Seu nome era Severino.
Poderia ser Macabeu, Filisteu, Jovelino, Ivanovitch, Polanski. Mas era Severino.
Nômade, errante, sem pátria e sem rumo, Severino vivia de déu-em-déu,
jogado aqui e ali, entre outros nômades suicidas, que como ele, saíram
um dia em busca de sonhos.Catava papel, latas de cerveja e refrigerantes, papelão.
Aproveitava a chuva, e na falta desta procurava a água do esgoto que
corria a céu aberto, para encharcar os papelões e conseguir um
dinheiro a mais no peso. Descendentes dos conquistadores da terra, Severino
buscava parentes desaparecidos. Adormecia chamando pela mãe. O álcool
fazia o resto. Colocava-lhe armadura de cavalheiro, lanças quixotescas
nas algibeiras e escudos amarrados nos pulsos. Lutava contra os fantasmas de
seus delírios. De onde ele era?
Se perguntassem, ele diria que não se lembrava mais, que não era
de lugar nenhum. A terra que ele amara um dia desaparecera sob espirais de poeira
e traição de Judas.Por isso mudara de nome.Fora francês,
mas acreditava no Alcorão e rezava beijando o chão todos os dias
às seis horas da tarde, pedindo a Alá que o ajudasse na busca
dos parentes. De umbanda e candomblé não tinha conhecimento.
Havia horas de lucidez. Então chorava muito e clamava pelo perdão
dos deuses do chão.O pronto socorro aliviava as suas aflições
com uma dose de morfina e o jogava na estrada dos alucinados.
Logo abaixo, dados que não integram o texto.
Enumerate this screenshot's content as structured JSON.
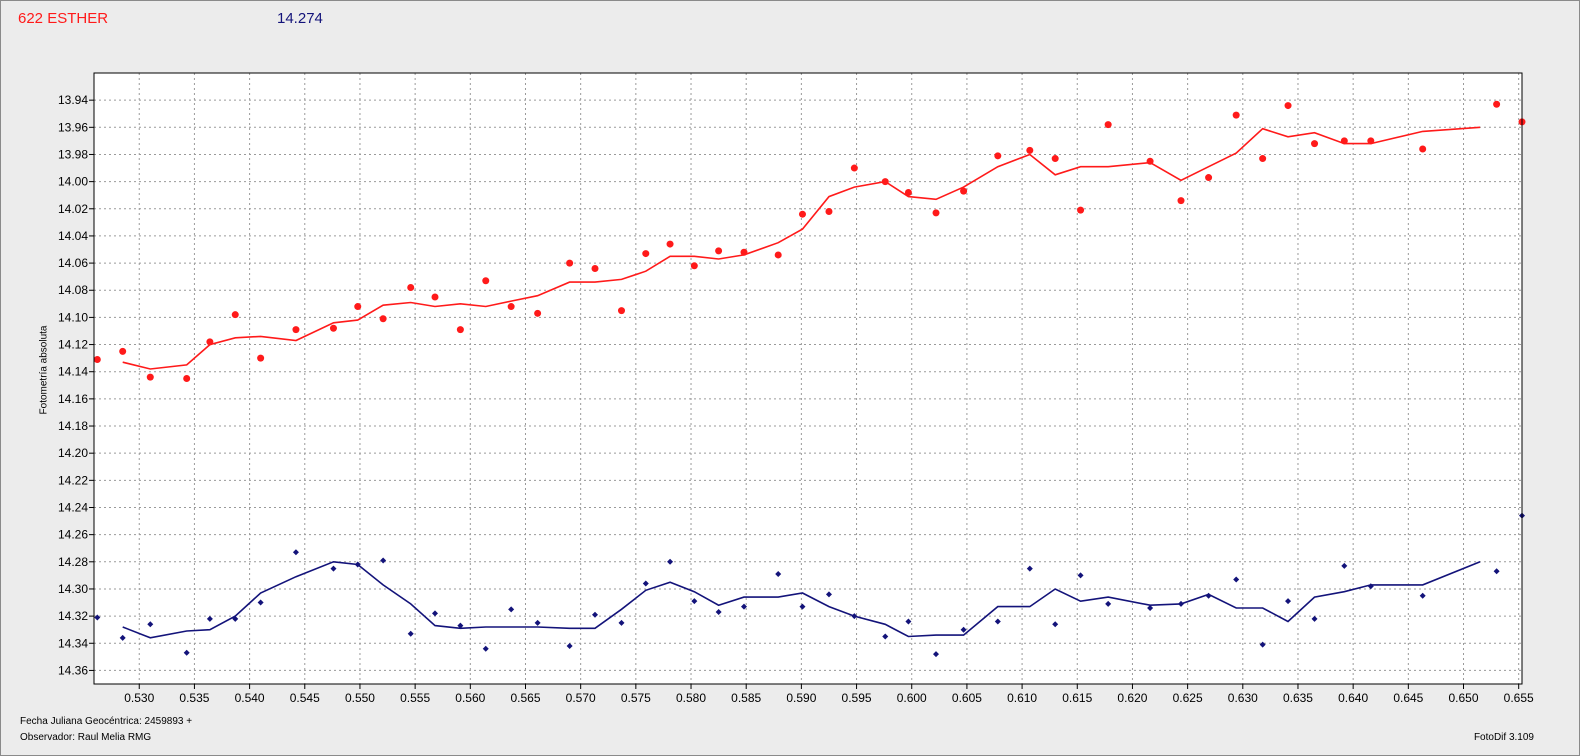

Nessas horas se
autoidentificava como um morfinômano. Durava há muito tempo. Os
deuses não levam os que sofrem. Portanto ele ia restando.Viadutos apareciam
sobre sua cabeça, avenidas ante seus olhos, florestas e bosques eram
devastados, rios secavam.Tudo mudava, mas ele permanecia. Á espera. Unhas
longas, cabelos rastafalia, piolhos.Eram seu carma.
O catre duro, de madeira ressecada, coberta por colchão esfarrapado,
lar ambulante sob um dos viadutos, dava-lhe algum conforto, uma vez que sobre
esse equipamento de faquir, tendo como alento o trânsito enlouquecido
sob a sua cabeça, ele conseguia sonhar. Se algum psiquiatra se aventurasse
a interpretar o significado dos momentos oníricos, diria que ele procurava
por sua mãe. Mas eu sei que ele buscava sua origem, desesperado nessa
caça infrutífera. Eu sei porque sou um deles. Um dos alucinados
em busca do nada. Menos sensível, pois não sei cantar seu canto,
nem sei desatar o nó de seu sofrimento. Somos companheiros de albergue
e de alucinações. Apenas eu o identifico, apenas eu o sigo. Sei
que nas vezes em que ele desaparece procurando o horizonte infinito onde se
encontra a sua terra e os seus parentes, está feliz. Então reconhece
mágicos contornos, reflete-se em espelhos imaginários descobre-se
cavalheiro de bem.Senta-se à mesa farta, usa talheres de prata, é
gente novamente.
Volta esfarrapado, cobertos de trapos, deixa pistas pelos caminhos do nada.
Eu sei, pois eu o aceito. Ele retorna do paraíso para o inferno onde
os milhões de demônios não abandonam os fracos. Reforçam
a existência dolorida e os atiram às chamas do sofrimento.
Quem passa sobre os viadutos em carros de luxo, ou segue pelas alamedas dos
condomínios do fausto, não imagina que o mundo subterrâneo
logo dominará a orbe. O olhar de indiferença en passant
faz parte, nos estimula a ficar e a degradar.
Hoje seu olhar está ausente, pois só eu o conheço. Então
já não está mais em si. Se partir, apenas eu saberei que
ele existiu. Eu e os diabos dos infernos. Mas os diabos não dominam a
linha do horizonte infinito. Eu domino.